Commentaire • 0
Sur la décision
| Référence : | TJ La Rochelle, jericho civil, 7 juil. 2025, n° 25/00954 |
|---|---|
| Numéro(s) : | 25/00954 |
| Importance : | Inédit |
| Dispositif : | Expulsion "ferme" ordonnée au fond (sans suspension des effets de la clause résolutoire) |
| Date de dernière mise à jour : | 29 décembre 2025 |
| Lire la décision sur le site de la juridiction |
Texte intégral
TRIBUNAL JUDICIAIRE DE LA ROCHELLE
SITE DE JERICHO
JUGEMENT DU 07 JUILLET 2025
DOSSIER : N° RG 25/00954 – N° Portalis DBXC-W-B7J-FMFZ
AFFAIRE : S.A. [Adresse 4] C/ [N] [P], [S] [M]
MINUTE : 25/
COMPOSITION DU TRIBUNAL
expédition délivrée le
aux parties
copie exécutoire délivrée le
à
PRÉSIDENT : Madame Aurore FOULQUIER, Juge en charge des contentieux de la protection au tribunal judiciaire de La Rochelle
GREFFIER lors des débats et de la mise à disposition : Madame Anne-Lise VOYER, Greffier
PARTIES :
DEMANDERESSE
S.A. D’HLM IMMOBILIERE ATLANTIC AMENAGEMENT, dont le siège social est sis [Adresse 1]

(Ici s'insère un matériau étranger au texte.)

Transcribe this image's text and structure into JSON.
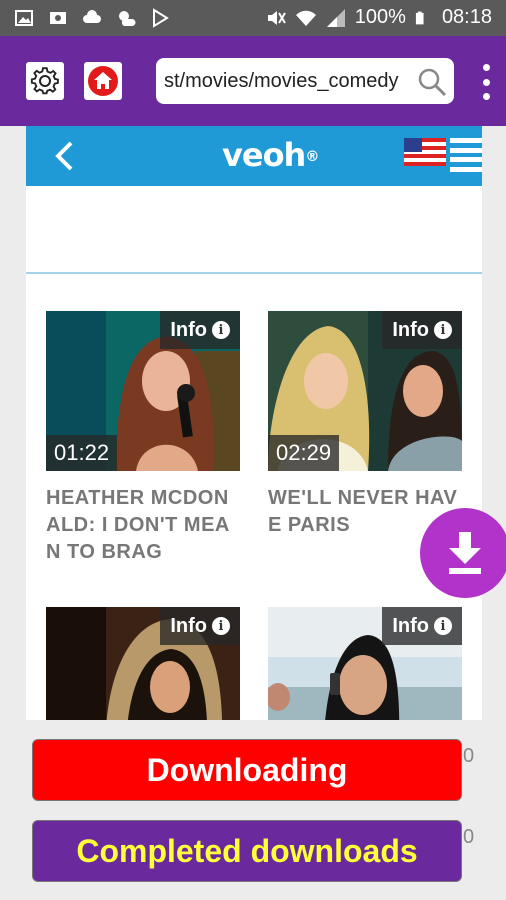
{
  "status_bar": {
    "battery_percent": "100%",
    "time": "08:18"
  },
  "toolbar": {
    "url": "st/movies/movies_comedy"
  },
  "veoh": {
    "logo_text": "veoh"
  },
  "videos": [
    {
      "info_label": "Info",
      "duration": "01:22",
      "title": "HEATHER MCDONALD: I DON'T MEAN TO BRAG"
    },
    {
      "info_label": "Info",
      "duration": "02:29",
      "title": "WE'LL NEVER HAVE PARIS"
    },
    {
      "info_label": "Info",
      "duration": "",
      "title": ""
    },
    {
      "info_label": "Info",
      "duration": "",
      "title": ""
    }
  ],
  "actions": {
    "downloading_label": "Downloading",
    "downloading_count": "0",
    "completed_label": "Completed downloads",
    "completed_count": "0"
  },
  "colors": {
    "toolbar": "#6a2a9e",
    "veoh_header": "#1f9ad6",
    "download_fab": "#b233c9",
    "downloading_button": "#ff0000",
    "completed_button": "#6a2a9e",
    "completed_text": "#ffff3a"
  }
}
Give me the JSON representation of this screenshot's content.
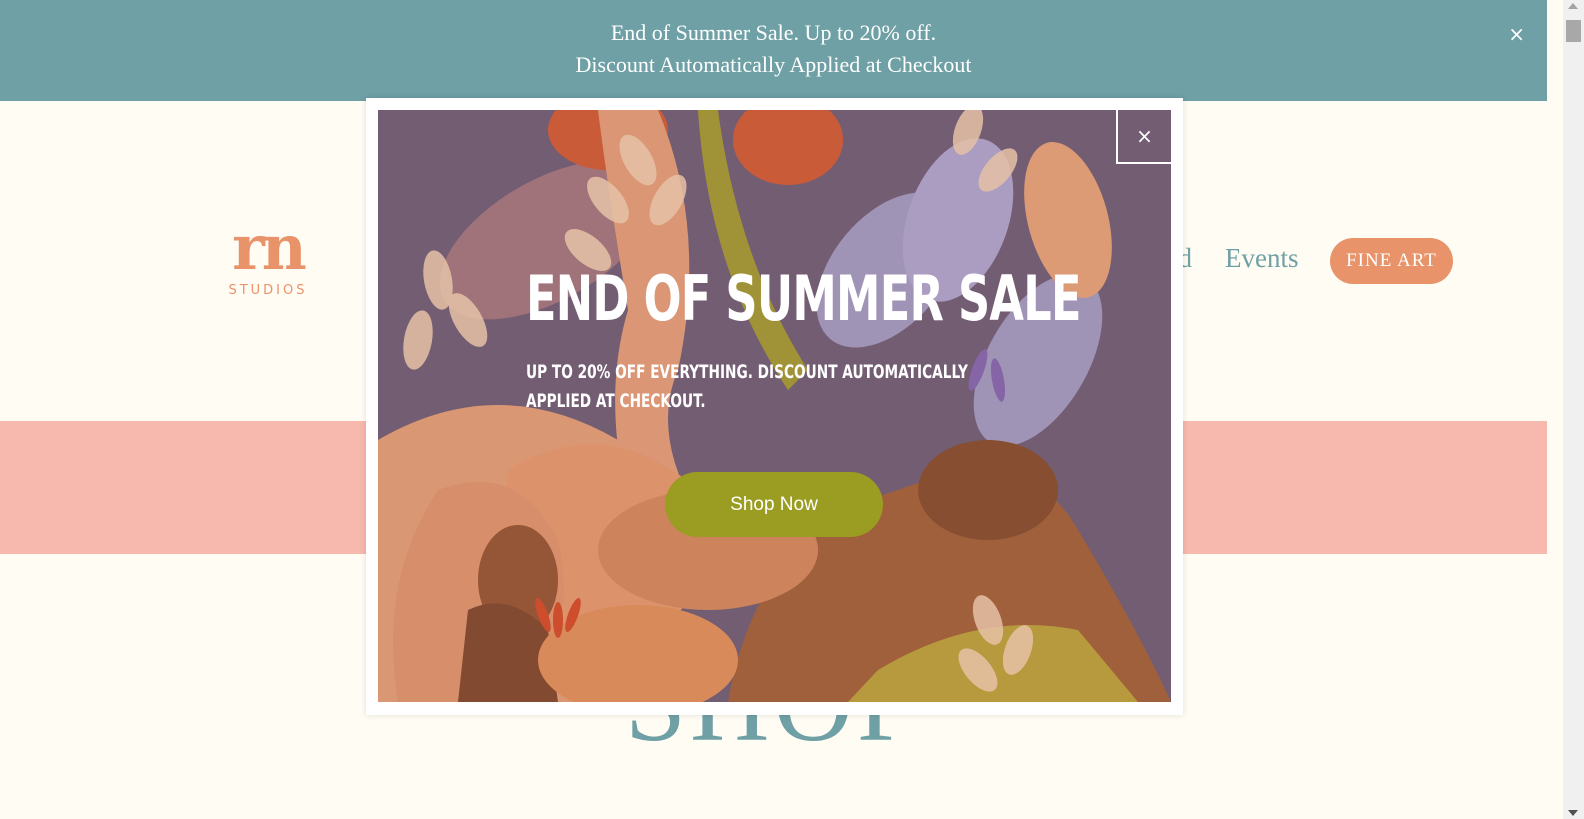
{
  "announcement": {
    "line1": "End of Summer Sale. Up to 20% off.",
    "line2": "Discount Automatically Applied at Checkout",
    "close": "×"
  },
  "header": {
    "logo_mark": "rn",
    "logo_sub": "STUDIOS",
    "nav_partial": "nd",
    "nav_events": "Events",
    "nav_fine_art": "FINE ART"
  },
  "page": {
    "shop_heading": "SHOP"
  },
  "modal": {
    "close": "×",
    "title": "END OF SUMMER SALE",
    "subtitle": "UP TO 20% OFF EVERYTHING. DISCOUNT AUTOMATICALLY APPLIED AT CHECKOUT.",
    "button": "Shop Now"
  },
  "colors": {
    "announcement_bg": "#6fa0a5",
    "page_bg": "#fffcf4",
    "accent_orange": "#e8936a",
    "band_pink": "#f7b8ae",
    "button_olive": "#9b9c22"
  }
}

représentée par Maître Céline LAPEGUE substituée par Maître Marion FRANCOIS, de la SCP BALLOTEAU LAPEGUE CHEKROUN, avocats au barreau de LA ROCHELLE ROCHEFORT,
DEFENDEURS
Madame [N] [P]
née le 04 Avril 1995 à [Localité 5], demeurant [Adresse 2]
comparante en personne
Monsieur [S] [M]
né le 05 Mars 1995 à [Localité 5], demeurant [Adresse 2]
non comparant ni représenté
***
Débats tenus à l’audience du 19 Mai 2025
Jugement prononcé par mise à disposition au greffe de cette juridiction le 07 Juillet 2025.
***
EXPOSE DU LITIGE
Par acte sous seing privé en date du 28 juillet 2021, la SA d’HLM IMMOBILIERE ATLANTIC AMENAGEMENT a donné à bail à Madame [N] [P] et Monsieur [S] [M] un logement sis [Adresse 3] à [Localité 5], moyennant le paiement d’un loyer mensuel initial de 507,65 euros charges comprises.
Des loyers demeurant impayés, le bailleur a fait signifier à Madame [N] [P] et Monsieur [S] [M] un premier commandement de payer, visant la clause résolutoire, le 18 juillet 2023, dénoncé à la CCAPEX le 20 juillet 2023 (date enregistrement). La CAF a été saisie le 10 juillet 2023.
Le bailleur a fait signifier à Madame [N] [P] et Monsieur [S] [M] un deuxième commandement de payer visant la clause résolutoire, le 05 février 2024, dénoncé à la CCAPEX le 06 février 2024 (date enregistrement).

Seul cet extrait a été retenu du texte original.